I managed to speak to her employer, who was standing around at the scene fiddling with his mobile phone. At times he seemed concerned, but at one point he shared a laugh with another man. About what, I don’t know. After telling me the insurance and embassy would take care of everything (aka, repatriating Theresa’s body), he said: “This is the point- I used to leave my two children with her.” What does that mean, I thought. “So, you won’t be doing that again with future employers?” I asked him. “No way,” was his response.
Unfortunately, it appears Theresa arrived in Lebanon illegally (please excuse the error in first sentence), defying a deployment ban by Manila to work here. “Responsibility will have to be borne by those who brought her here,” Philippine Ambassador to Lebanon Gilberto Asuque told me later, mentioning the Lebanese agency that recruited the young woman.
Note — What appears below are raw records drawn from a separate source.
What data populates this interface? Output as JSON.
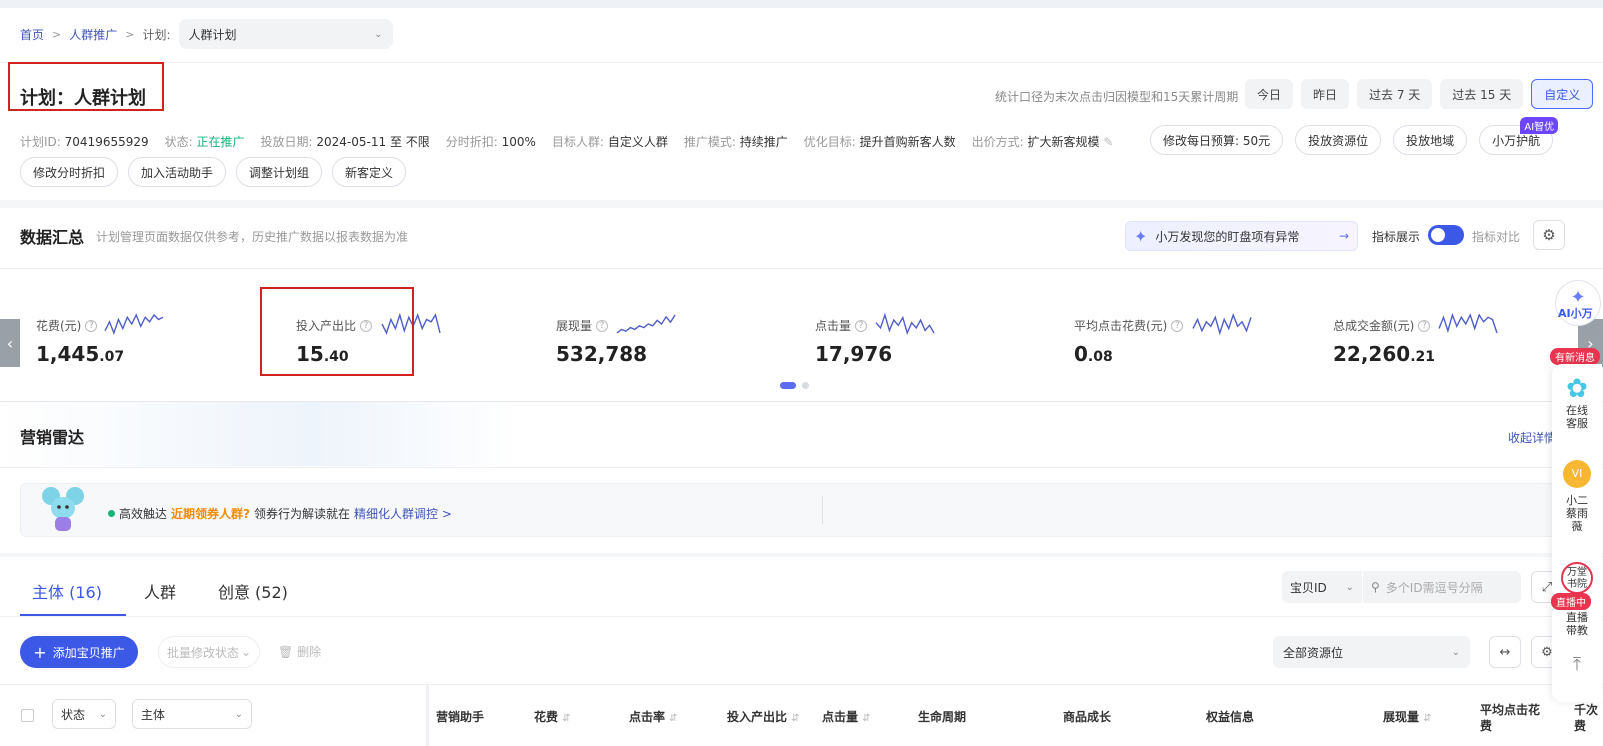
{
  "breadcrumb": {
    "home": "首页",
    "section": "人群推广",
    "plan_label": "计划:",
    "plan_select": "人群计划"
  },
  "title": "计划：人群计划",
  "stat_note": "统计口径为末次点击归因模型和15天累计周期",
  "date_ranges": [
    "今日",
    "昨日",
    "过去 7 天",
    "过去 15 天",
    "自定义"
  ],
  "meta": [
    {
      "k": "计划ID:",
      "v": "70419655929"
    },
    {
      "k": "状态:",
      "v": "正在推广"
    },
    {
      "k": "投放日期:",
      "v": "2024-05-11 至 不限"
    },
    {
      "k": "分时折扣:",
      "v": "100%"
    },
    {
      "k": "目标人群:",
      "v": "自定义人群"
    },
    {
      "k": "推广模式:",
      "v": "持续推广"
    },
    {
      "k": "优化目标:",
      "v": "提升首购新客人数"
    },
    {
      "k": "出价方式:",
      "v": "扩大新客规模"
    }
  ],
  "action_pills": [
    "修改每日预算: 50元",
    "投放资源位",
    "投放地域",
    "小万护航"
  ],
  "ai_badge": "AI智优",
  "action_pills_row2": [
    "修改分时折扣",
    "加入活动助手",
    "调整计划组",
    "新客定义"
  ],
  "summary": {
    "title": "数据汇总",
    "note": "计划管理页面数据仅供参考，历史推广数据以报表数据为准",
    "anomaly": "小万发现您的盯盘项有异常",
    "metric_display": "指标展示",
    "metric_compare": "指标对比"
  },
  "metrics": [
    {
      "label": "花费(元)",
      "int": "1,445",
      "dec": ".07"
    },
    {
      "label": "投入产出比",
      "int": "15",
      "dec": ".40"
    },
    {
      "label": "展现量",
      "int": "532,788",
      "dec": ""
    },
    {
      "label": "点击量",
      "int": "17,976",
      "dec": ""
    },
    {
      "label": "平均点击花费(元)",
      "int": "0",
      "dec": ".08"
    },
    {
      "label": "总成交金额(元)",
      "int": "22,260",
      "dec": ".21"
    }
  ],
  "radar": {
    "title": "营销雷达",
    "collapse": "收起详情",
    "text_a": "高效触达",
    "text_b": "近期领券人群?",
    "text_c": "领券行为解读就在",
    "text_d": "精细化人群调控 >"
  },
  "tabs": [
    "主体 (16)",
    "人群",
    "创意 (52)"
  ],
  "id_select": "宝贝ID",
  "id_search_placeholder": "多个ID需逗号分隔",
  "toolbar": {
    "add": "添加宝贝推广",
    "batch": "批量修改状态",
    "delete": "删除",
    "resource": "全部资源位"
  },
  "table_head": {
    "status": "状态",
    "subject": "主体",
    "assistant": "营销助手",
    "cost": "花费",
    "ctr": "点击率",
    "roi": "投入产出比",
    "clicks": "点击量",
    "lifecycle": "生命周期",
    "growth": "商品成长",
    "benefit": "权益信息",
    "impressions": "展现量",
    "avg_cpc": "平均点击花费",
    "thousand": "千次费"
  },
  "rail": {
    "ai": "AI小万",
    "new_msg": "有新消息",
    "online": "在线客服",
    "xiaoer": "小二蔡雨薇",
    "academy": "万堂书院",
    "live_tag": "直播中",
    "live": "直播带教"
  },
  "sparklines": [
    [
      5,
      9,
      4,
      10,
      6,
      11,
      8,
      12,
      7,
      11,
      9,
      12,
      10,
      11
    ],
    [
      8,
      4,
      10,
      6,
      12,
      5,
      11,
      7,
      12,
      6,
      10,
      9,
      12,
      4
    ],
    [
      3,
      5,
      4,
      6,
      5,
      7,
      6,
      8,
      7,
      10,
      8,
      12,
      9,
      13
    ],
    [
      9,
      7,
      12,
      6,
      10,
      8,
      11,
      5,
      9,
      7,
      10,
      6,
      8,
      5
    ],
    [
      6,
      10,
      5,
      9,
      7,
      11,
      4,
      10,
      6,
      12,
      7,
      9,
      5,
      11
    ],
    [
      6,
      11,
      5,
      12,
      7,
      11,
      8,
      12,
      6,
      12,
      9,
      11,
      10,
      4
    ]
  ],
  "colors": {
    "brand": "#3b58e6",
    "highlight_box": "#d0231e",
    "status_green": "#19b37a",
    "sparkline": "#4e5ec9"
  }
}
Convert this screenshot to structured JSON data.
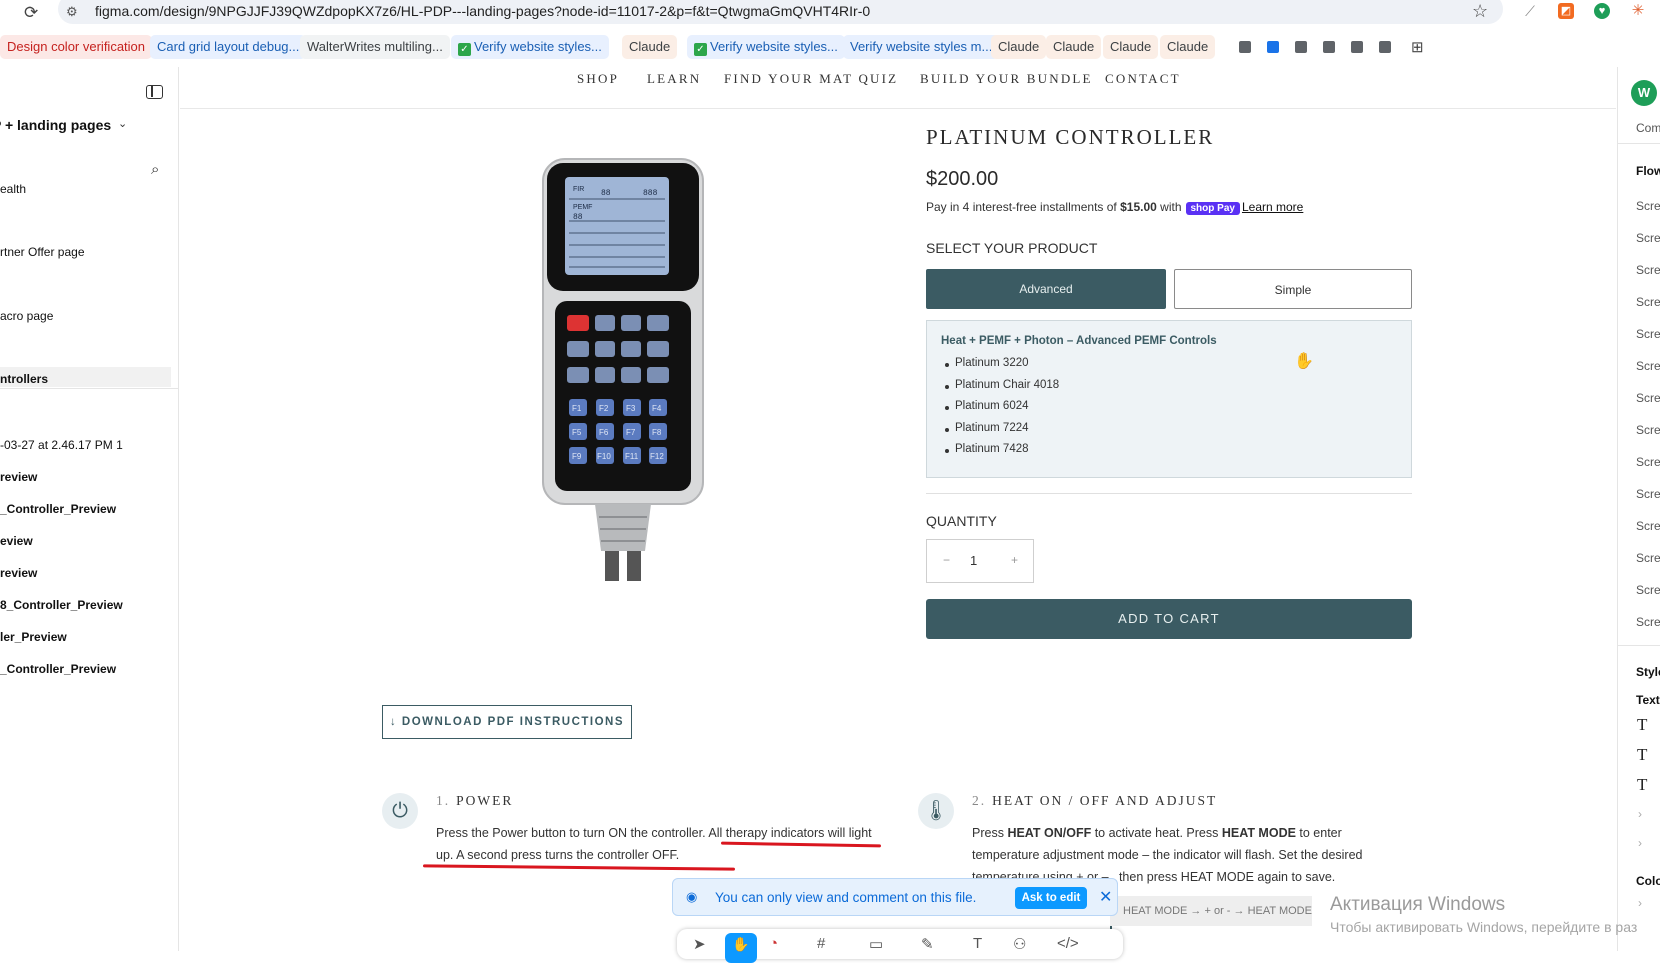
{
  "browser": {
    "url": "figma.com/design/9NPGJJFJ39QWZdpopKX7z6/HL-PDP---landing-pages?node-id=11017-2&p=f&t=QtwgmaGmQVHT4RIr-0",
    "bookmarks": [
      {
        "label": "Design color verification",
        "color": "#c5221f",
        "bg": "#fce8e6",
        "checked": false
      },
      {
        "label": "Card grid layout debug...",
        "color": "#1a5fb4",
        "bg": "#e8f0fe",
        "checked": false
      },
      {
        "label": "WalterWrites multiling...",
        "color": "#3c4043",
        "bg": "#f1f3f4",
        "checked": false
      },
      {
        "label": "Verify website styles...",
        "color": "#1a5fb4",
        "bg": "#e8f0fe",
        "checked": true
      },
      {
        "label": "Claude",
        "color": "#3c4043",
        "bg": "#fbeee6",
        "checked": false
      },
      {
        "label": "Verify website styles...",
        "color": "#1a5fb4",
        "bg": "#e8f0fe",
        "checked": true
      },
      {
        "label": "Verify website styles m...",
        "color": "#1a5fb4",
        "bg": "#e8f0fe",
        "checked": false
      },
      {
        "label": "Claude",
        "color": "#3c4043",
        "bg": "#fbeee6",
        "checked": false
      },
      {
        "label": "Claude",
        "color": "#3c4043",
        "bg": "#fbeee6",
        "checked": false
      },
      {
        "label": "Claude",
        "color": "#3c4043",
        "bg": "#fbeee6",
        "checked": false
      },
      {
        "label": "Claude",
        "color": "#3c4043",
        "bg": "#fbeee6",
        "checked": false
      }
    ]
  },
  "left_panel": {
    "page_title": "P + landing pages",
    "items": [
      {
        "label": "ealth",
        "bold": false
      },
      {
        "label": "rtner Offer page",
        "bold": false
      },
      {
        "label": "acro page",
        "bold": false
      },
      {
        "label": "ntrollers",
        "bold": true
      },
      {
        "label": "-03-27 at 2.46.17 PM 1",
        "bold": false
      },
      {
        "label": "review",
        "bold": true
      },
      {
        "label": "_Controller_Preview",
        "bold": true
      },
      {
        "label": "eview",
        "bold": true
      },
      {
        "label": "review",
        "bold": true
      },
      {
        "label": "8_Controller_Preview",
        "bold": true
      },
      {
        "label": "ler_Preview",
        "bold": true
      },
      {
        "label": "_Controller_Preview",
        "bold": true
      }
    ]
  },
  "right_panel": {
    "avatar": "W",
    "comment": "Com",
    "flows": "Flow",
    "screens": [
      "Scre",
      "Scre",
      "Scre",
      "Scre",
      "Scre",
      "Scre",
      "Scre",
      "Scre",
      "Scre",
      "Scre",
      "Scre",
      "Scre",
      "Scre",
      "Scre"
    ],
    "styles": "Style",
    "text": "Text",
    "colors": "Colo"
  },
  "design": {
    "nav": [
      "SHOP",
      "LEARN",
      "FIND YOUR MAT QUIZ",
      "BUILD YOUR BUNDLE",
      "CONTACT"
    ],
    "product_title": "PLATINUM CONTROLLER",
    "price": "$200.00",
    "installments_pre": "Pay in 4 interest-free installments of",
    "installments_amount": "$15.00",
    "installments_with": "with",
    "shop_pay": "shop Pay",
    "learn_more": "Learn more",
    "select_label": "SELECT YOUR PRODUCT",
    "options": [
      "Advanced",
      "Simple"
    ],
    "info_heading": "Heat + PEMF + Photon – Advanced PEMF Controls",
    "info_items": [
      "Platinum 3220",
      "Platinum Chair 4018",
      "Platinum 6024",
      "Platinum 7224",
      "Platinum 7428"
    ],
    "quantity_label": "QUANTITY",
    "quantity_value": "1",
    "minus": "−",
    "plus": "+",
    "add_to_cart": "ADD TO CART",
    "download_pdf": "↓ DOWNLOAD PDF INSTRUCTIONS",
    "steps": [
      {
        "num": "1.",
        "title": "POWER",
        "icon": "power-icon",
        "text_a": "Press the Power button to turn ON the controller. All therapy indicators will light up. A second press turns the controller OFF."
      },
      {
        "num": "2.",
        "title": "HEAT ON / OFF AND ADJUST",
        "icon": "thermometer-icon",
        "text_a": "Press ",
        "b1": "HEAT ON/OFF",
        "text_b": " to activate heat. Press ",
        "b2": "HEAT MODE",
        "text_c": " to enter temperature adjustment mode – the indicator will flash. Set the desired temperature using + or – , then press HEAT MODE again to save."
      }
    ],
    "code_hint": "HEAT MODE → + or - → HEAT MODE*",
    "accent_color": "#3b5b63"
  },
  "toast": {
    "message": "You can only view and comment on this file.",
    "button": "Ask to edit"
  },
  "watermark": {
    "line1": "Активация Windows",
    "line2": "Чтобы активировать Windows, перейдите в раз"
  }
}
Theresa arrived two months ago and leaves behind a partner and three young daughters. Even though she had no dignity even in death, I hope she now has the peace she deserved in life. Let her miserable and wholly avoidable demise be the long-awaited wake-up call to the Lebanese authorities that they must protect women like Theresa from the isolation, desperation and, in many cases, the rights abuses that push them over the edge.